One afternoon he had passed a faded storefront on India Street. Glancing through the open door, he had spotted half a dozen old-time ginzos in folding chairs playing cards at a table in a carpeted, otherwise empty room. A handwritten sign taped in the window read S.D. ITALIANAMERICAN CLUB. The scene recalled the social club where his uncles hung out in Chicago.
The next time he went by the place, the shutters were down. The sign was gone. He never saw any of the old-timers again. He began to think that it had been an urban mirage. Or a dream.
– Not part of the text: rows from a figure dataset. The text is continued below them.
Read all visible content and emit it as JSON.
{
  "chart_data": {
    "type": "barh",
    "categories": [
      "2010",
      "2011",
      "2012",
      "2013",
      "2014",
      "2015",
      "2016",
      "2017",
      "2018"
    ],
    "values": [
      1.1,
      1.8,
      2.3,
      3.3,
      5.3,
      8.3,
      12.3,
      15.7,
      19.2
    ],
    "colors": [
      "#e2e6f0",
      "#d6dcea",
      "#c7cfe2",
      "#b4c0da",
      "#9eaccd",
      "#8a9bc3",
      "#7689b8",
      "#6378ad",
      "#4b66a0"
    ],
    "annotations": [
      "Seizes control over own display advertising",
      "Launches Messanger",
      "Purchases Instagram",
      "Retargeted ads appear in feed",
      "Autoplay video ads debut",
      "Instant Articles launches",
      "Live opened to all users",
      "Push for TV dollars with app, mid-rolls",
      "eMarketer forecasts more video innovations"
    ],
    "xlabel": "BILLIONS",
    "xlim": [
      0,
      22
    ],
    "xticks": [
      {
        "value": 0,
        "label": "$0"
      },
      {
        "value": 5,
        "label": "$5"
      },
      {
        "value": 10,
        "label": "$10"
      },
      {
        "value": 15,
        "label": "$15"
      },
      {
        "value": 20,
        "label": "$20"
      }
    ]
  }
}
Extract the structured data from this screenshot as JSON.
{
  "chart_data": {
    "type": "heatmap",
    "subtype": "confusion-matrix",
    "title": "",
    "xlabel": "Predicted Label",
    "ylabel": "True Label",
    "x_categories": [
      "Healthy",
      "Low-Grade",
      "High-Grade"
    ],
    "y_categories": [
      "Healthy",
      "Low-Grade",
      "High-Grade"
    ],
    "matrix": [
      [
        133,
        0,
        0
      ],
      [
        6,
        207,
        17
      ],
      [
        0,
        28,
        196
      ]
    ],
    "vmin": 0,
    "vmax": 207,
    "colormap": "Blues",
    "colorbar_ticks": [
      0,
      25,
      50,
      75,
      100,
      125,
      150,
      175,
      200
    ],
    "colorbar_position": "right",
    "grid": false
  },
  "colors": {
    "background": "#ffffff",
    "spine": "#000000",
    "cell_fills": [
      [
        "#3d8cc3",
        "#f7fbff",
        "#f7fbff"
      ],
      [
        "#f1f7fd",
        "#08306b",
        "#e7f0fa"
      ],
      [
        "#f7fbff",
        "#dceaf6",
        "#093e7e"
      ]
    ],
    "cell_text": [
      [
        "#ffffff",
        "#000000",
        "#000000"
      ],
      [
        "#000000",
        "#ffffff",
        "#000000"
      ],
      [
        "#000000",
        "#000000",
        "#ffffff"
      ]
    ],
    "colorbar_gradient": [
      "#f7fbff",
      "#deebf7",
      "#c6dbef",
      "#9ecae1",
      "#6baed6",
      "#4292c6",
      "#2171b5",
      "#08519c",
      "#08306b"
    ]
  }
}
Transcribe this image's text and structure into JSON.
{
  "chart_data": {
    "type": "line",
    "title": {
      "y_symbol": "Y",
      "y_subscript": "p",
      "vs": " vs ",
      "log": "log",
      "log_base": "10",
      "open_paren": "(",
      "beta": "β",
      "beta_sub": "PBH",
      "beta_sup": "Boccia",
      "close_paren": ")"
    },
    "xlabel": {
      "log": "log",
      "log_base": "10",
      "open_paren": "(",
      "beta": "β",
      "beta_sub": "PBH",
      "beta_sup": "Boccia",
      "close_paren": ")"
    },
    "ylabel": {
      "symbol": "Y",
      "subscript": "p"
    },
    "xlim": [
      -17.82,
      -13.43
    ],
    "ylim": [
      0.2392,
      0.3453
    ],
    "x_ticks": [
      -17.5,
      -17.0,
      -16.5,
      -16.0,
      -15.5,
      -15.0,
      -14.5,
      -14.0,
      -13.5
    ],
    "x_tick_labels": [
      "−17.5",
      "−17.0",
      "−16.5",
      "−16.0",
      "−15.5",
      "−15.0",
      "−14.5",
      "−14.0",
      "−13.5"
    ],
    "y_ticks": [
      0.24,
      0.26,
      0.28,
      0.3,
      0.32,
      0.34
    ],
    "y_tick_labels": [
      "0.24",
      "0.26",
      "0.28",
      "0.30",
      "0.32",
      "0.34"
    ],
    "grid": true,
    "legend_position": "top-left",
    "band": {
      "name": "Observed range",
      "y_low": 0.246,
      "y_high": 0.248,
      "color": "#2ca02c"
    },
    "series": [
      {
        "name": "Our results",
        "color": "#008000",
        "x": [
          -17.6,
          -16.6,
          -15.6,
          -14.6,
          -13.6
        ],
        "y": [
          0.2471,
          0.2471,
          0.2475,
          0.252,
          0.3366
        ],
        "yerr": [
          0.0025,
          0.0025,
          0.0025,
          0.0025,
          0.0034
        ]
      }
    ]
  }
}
He wished the past two days had been a dream. But the bandages on his forehead and his left hand were real. He entertained notions of getting in his car and hitting the interstate. He wondered how long his ten-year-old Impala, formerly property of the Chicago Police Department and complete with spotlight and monster engine, would hold up. Probably not long. The FBI and Office of Inspector General would track him down at some desert gas station and pile on additional charges for running away.
The only bright spot was that he had attained renegade-hero status at Imperial Beach station. Until the Tuesday-night incident, he had been considered a loner who talked funny-in English and Spanish-and hung out with Garrison’s outlaw clique, causing most agents to keep their distance. That changed dramatically after the Pulpo incident. No one said anything out in the open. But he got furtive handshakes and exultant comments from agents such as Galván, who was always trying to set up fellow PAs with a visiting female cousin from Guadalajara.